Presiden, Gubernur maupun Bupati/Walikota mempunyai kekuasaan atas birokrasi karena mempunyai kewenangan untuk menyusun sistem birokrasi dan mengangkat maupun memberhentikan aparat yang menjalankan birokrasi. Kekuasaan dan kewenangan yang dimiliki oleh pejabat terhadap birokrasi pemerintahan tersebut sampai saat ini belum dapat mewujudkan apa yang diinginkan oleh rakyat.
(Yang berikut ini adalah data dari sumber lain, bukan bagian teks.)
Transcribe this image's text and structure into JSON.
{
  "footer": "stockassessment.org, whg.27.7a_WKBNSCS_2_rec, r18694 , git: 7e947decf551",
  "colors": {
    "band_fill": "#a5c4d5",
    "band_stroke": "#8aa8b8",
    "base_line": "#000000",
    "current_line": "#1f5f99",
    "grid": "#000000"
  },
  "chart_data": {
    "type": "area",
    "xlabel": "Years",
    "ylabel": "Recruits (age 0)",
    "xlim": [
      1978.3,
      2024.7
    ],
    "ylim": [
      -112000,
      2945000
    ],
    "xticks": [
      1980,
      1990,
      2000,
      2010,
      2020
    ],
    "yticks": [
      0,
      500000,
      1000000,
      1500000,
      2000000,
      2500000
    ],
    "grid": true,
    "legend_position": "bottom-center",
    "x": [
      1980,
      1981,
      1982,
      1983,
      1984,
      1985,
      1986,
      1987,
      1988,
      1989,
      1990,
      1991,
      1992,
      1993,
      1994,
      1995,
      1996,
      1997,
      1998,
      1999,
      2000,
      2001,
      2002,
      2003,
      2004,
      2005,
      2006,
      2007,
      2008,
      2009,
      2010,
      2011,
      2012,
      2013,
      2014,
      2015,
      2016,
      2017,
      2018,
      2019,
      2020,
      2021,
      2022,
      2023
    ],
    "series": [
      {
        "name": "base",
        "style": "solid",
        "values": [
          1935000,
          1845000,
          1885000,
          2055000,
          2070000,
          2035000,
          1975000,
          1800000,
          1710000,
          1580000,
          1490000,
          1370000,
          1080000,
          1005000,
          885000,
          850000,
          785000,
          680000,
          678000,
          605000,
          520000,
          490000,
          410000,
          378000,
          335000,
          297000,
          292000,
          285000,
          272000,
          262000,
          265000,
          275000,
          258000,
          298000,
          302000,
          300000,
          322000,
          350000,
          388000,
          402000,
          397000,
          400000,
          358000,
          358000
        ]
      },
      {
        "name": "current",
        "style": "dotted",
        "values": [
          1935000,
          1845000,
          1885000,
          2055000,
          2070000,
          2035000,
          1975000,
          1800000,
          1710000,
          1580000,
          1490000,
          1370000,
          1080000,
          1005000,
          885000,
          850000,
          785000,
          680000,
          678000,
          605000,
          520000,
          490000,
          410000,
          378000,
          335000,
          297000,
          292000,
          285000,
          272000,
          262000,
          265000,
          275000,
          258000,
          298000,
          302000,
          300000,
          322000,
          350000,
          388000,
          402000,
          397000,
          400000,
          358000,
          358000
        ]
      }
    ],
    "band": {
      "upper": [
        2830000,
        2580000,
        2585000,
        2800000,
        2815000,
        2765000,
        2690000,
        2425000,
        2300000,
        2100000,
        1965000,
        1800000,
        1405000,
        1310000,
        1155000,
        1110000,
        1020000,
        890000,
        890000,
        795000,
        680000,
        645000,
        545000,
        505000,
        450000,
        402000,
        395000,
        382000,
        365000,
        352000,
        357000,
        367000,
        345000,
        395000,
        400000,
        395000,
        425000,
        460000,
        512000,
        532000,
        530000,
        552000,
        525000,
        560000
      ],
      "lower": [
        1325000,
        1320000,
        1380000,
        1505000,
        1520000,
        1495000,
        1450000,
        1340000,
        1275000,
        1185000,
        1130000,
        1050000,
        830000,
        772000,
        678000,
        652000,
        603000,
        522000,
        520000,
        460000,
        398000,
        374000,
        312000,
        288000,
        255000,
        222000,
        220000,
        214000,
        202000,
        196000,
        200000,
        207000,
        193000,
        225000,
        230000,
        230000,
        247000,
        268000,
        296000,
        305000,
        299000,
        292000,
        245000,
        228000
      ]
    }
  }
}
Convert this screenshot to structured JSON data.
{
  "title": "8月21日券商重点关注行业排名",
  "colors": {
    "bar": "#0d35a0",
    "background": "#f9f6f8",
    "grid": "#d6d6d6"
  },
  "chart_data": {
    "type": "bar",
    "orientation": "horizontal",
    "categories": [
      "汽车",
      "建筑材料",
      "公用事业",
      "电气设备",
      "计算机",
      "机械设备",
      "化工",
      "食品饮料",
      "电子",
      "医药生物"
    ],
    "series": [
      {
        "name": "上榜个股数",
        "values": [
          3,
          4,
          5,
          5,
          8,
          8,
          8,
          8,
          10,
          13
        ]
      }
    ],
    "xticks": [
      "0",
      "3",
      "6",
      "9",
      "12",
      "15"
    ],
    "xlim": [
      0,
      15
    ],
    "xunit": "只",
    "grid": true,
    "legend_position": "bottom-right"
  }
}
Salah satu yang diinginkan oleh rakyat adalah terdapatnya rasa keadilan . Rakyat saat ini sering menyaksikan tayangan berita di televisi banyaknya pejabat dan birokrasi yang ditangkap karena tersangkut masalah korupsi. Pemberitaan tersebut telah membentuk opini bahwa birokrasi pemerintahan dari dulu sampai sekarang tetap seperti itu tidak mengalami perubahan.
Opini yang terbentuk dimasyarakat tersebut tidak salah karena memang kenyataannya seperti itu. Penulis ingin mengambil salah satu contoh tentang perilaku korupsi pejabat dan birokrasi. Pada zaman orde baru perilaku korupsi lebih banyak terjadi di pusat karena memang birokrasi waktu itu bersifat sentralistik. Kekuasaan dan otoritas berada di lembaga kepresidenan dan departemen sehingga seluruh keputusan ada disana. Seluruh penerimaan negara disetor kepusat masuk ke APBN dan pengeluarannya melalui belanja negara yang dituangkan dalam bentuk daftar isian kegiatan (DIK) dan daftar isian proyek (DIP). Anggaran terbesar APBN digunakan oleh departemen dan jajarannya kebawah seperti kantor wilayah departemen ditingkat propinsi dan kantor departemen tingkat kabupaten/kotamadya. Perencanaan proyek bersifat dari atas (bottom up) sehingga daerah menerima saja proyek-proyek apa yang telah direncanakan oleh pusat. Pengawasan yang ada hanya pengawas internal yang disebut dengan Inspektorat Jenderal tidak ada pengawasan yang dilakukan oleh pihak independen seperti BPK. Kondisi seperti itu telah menyebabkan besarnya kebocoran anggaran disetiap departemen. Korupsi selanjutnnya dilaksanakan di daerah tidak berbeda jauh dengan apa yang terjadi dipusat. Dana APBN yang dialokasikan ke daerah dilaksanakan dalam bentuk instruksi presiden (Inpres) yang digunakan untuk pembangunan seperti pembangun jalan, pembangunan sekolah, pembangunan puskesmas dan kegiatan penunjang lainnya. Pengelola proyek inpres ini adalah orang-orang tertentu yang dekad dengan kepala daerah seperti Kepala Dinas Pekerjaan Umum, Ketua Bappeda, Kepala Dinas Kesehatan, Kepala Bagian Pembangunan dan Kepala Bagian Keuangan. Pada pengelolaan proyek ini banyak sekali celah yang dapat menyebabkan terjadinya tindak pidana korupsi.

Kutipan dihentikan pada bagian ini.